First, the initial nurse may not have properly administered the suicide risk assessment at the outset of the patient’s appointment. Those screenings are standardized, and questions are supposed to be asked in specific order using the specified language.
The OIG report notes the nurse did the assessment from memory, without a computer, and then filled the answers in later in the veteran’s notes. The OIG questioned whether administering the suicide screen the right way could have changed the conclusion that the suicide risk assessment was negative.
Second, a doctor never actually showed up to examine the veteran.
The VA uses a metric called “door to doc”, which measures the time from when a patient arrives at the ER to being assigned and evaluated by a doctor. The target time for seeing a patient should be 25 minutes or less.
In this case, the veteran wasn’t found in his room for around two hours after his arrival at the ER.
The nurse’s notes said a doctor was contacted to evaluate the patient, but an administrative investigation found video footage didn’t support the nurse going to where the doctor was to alert them.
The OIG then found the doctor was alerted about an hour later by a different nurse. At that time, the doctor was in another room resting because of a long shift and recovery from a vaccine that caused the doctor to be “slow to move”.
The doctor saw a few other patients after returning to work, but by that time, the veteran was already dead.
Finally, the first nurse failed to monitor the veteran after triaging his condition.
The OIG report states that after the initial exam, the first nurses didn’t have any more contact with the veteran. A second nurse did complete the ordered bladder exam, but that seems to be the last contact with the veteran until he was found dead just after 7:30 a.m.
To make matters worse, the VA failed this veteran in death as well.
VA failed veteran in death
According to the OIG, the VA facility started several investigations after the event, but there was soon confusion and deficiencies.
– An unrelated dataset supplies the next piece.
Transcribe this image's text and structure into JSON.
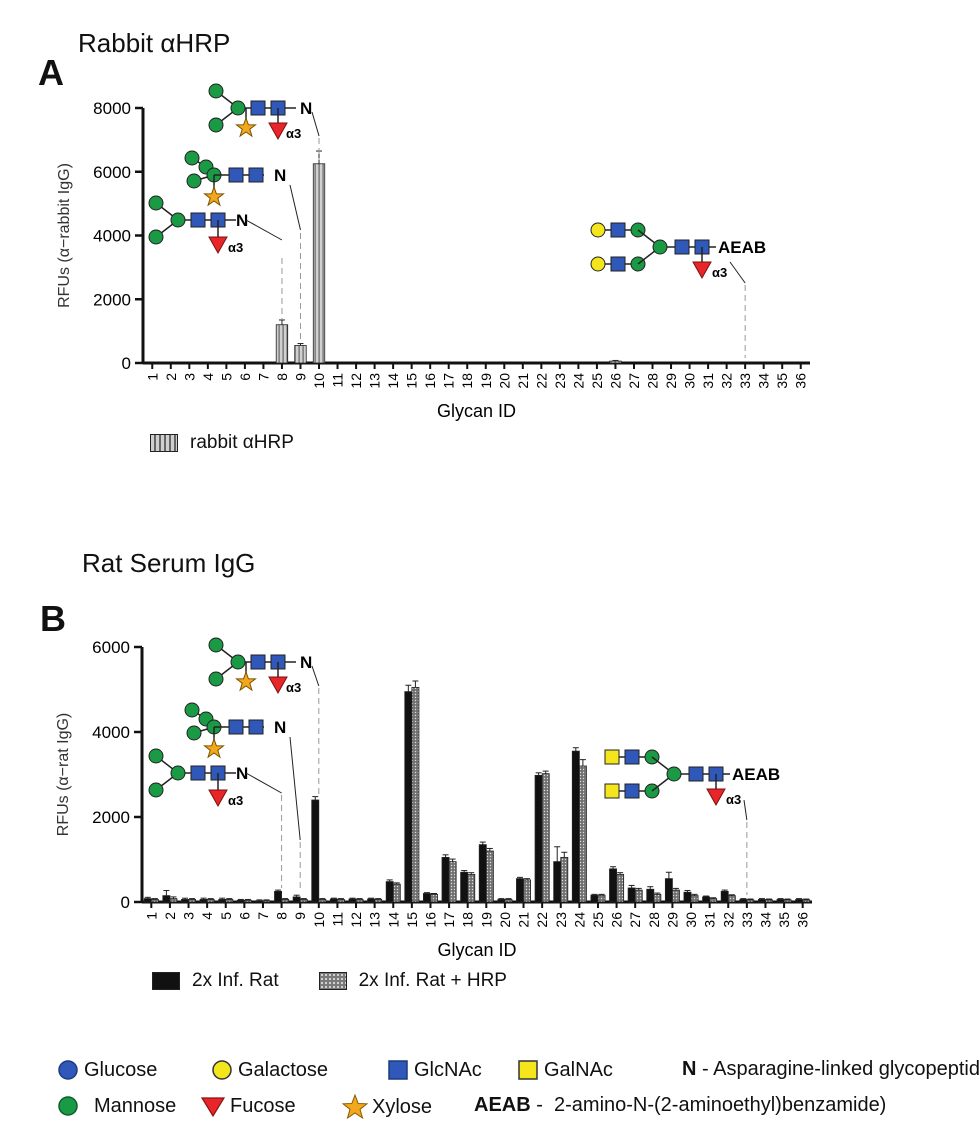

Investigations were ongoing at the same time and key individuals were left out, including individuals directly involved with the incident that weren’t interviewed.
The OIG also found that facility leadership didn’t complete a timely “institutional disclosure” to the veteran’s family. This required disclosure is an alert to the family that something went wrong during the patient’s care–like the fact that the facility didn’t check on a potentially suicidal patient for nearly two hours.
Institutional disclosures are supposed to take place within 72 hours, generally.
In this case, the facility’s Chief of Staff waited seven months to contact the veteran’s family about its errors. The facility also failed to follow VA requirements to report the first nurse to the state licensing board in the three states where the nurse was actively licensed. Instead, the facility started an administrative investigation into the nurse’s potentially inadequate “clinical actions, judgements, and/or decisions.” But the nurse resigned before the investigation was complete.
A small, almost buried note from the OIG, which speaks to the depth of coverup and VA self-centeredness, stated “the OIG also identified a concern related to the chief of the Emergency Department’s conduct attempting to direct staff responses during the OIG inspection.”
The investigation showed the VA screwed up the investigations, didn’t alert family members about the investigations until seven months later, failed to report the nurse, and then tried to steer employees’ responses to external investigations from behind the scenes.
Veterans deserve more choices
Veterans deserve better than a health care system with dozens of facility suicides on their record. They deserve better than to be left waiting in a room alone in a mental health crisis for hours on end before dying alone in that same room. They deserve better than a VA who is more concerned with its own image and staff than securing justice for the veteran they failed.
This veteran served his country and his government. In return, his government failed him.
If there is a better example of why veterans who use the VA for health care benefits need options in where they seek their care, we’d like to see it.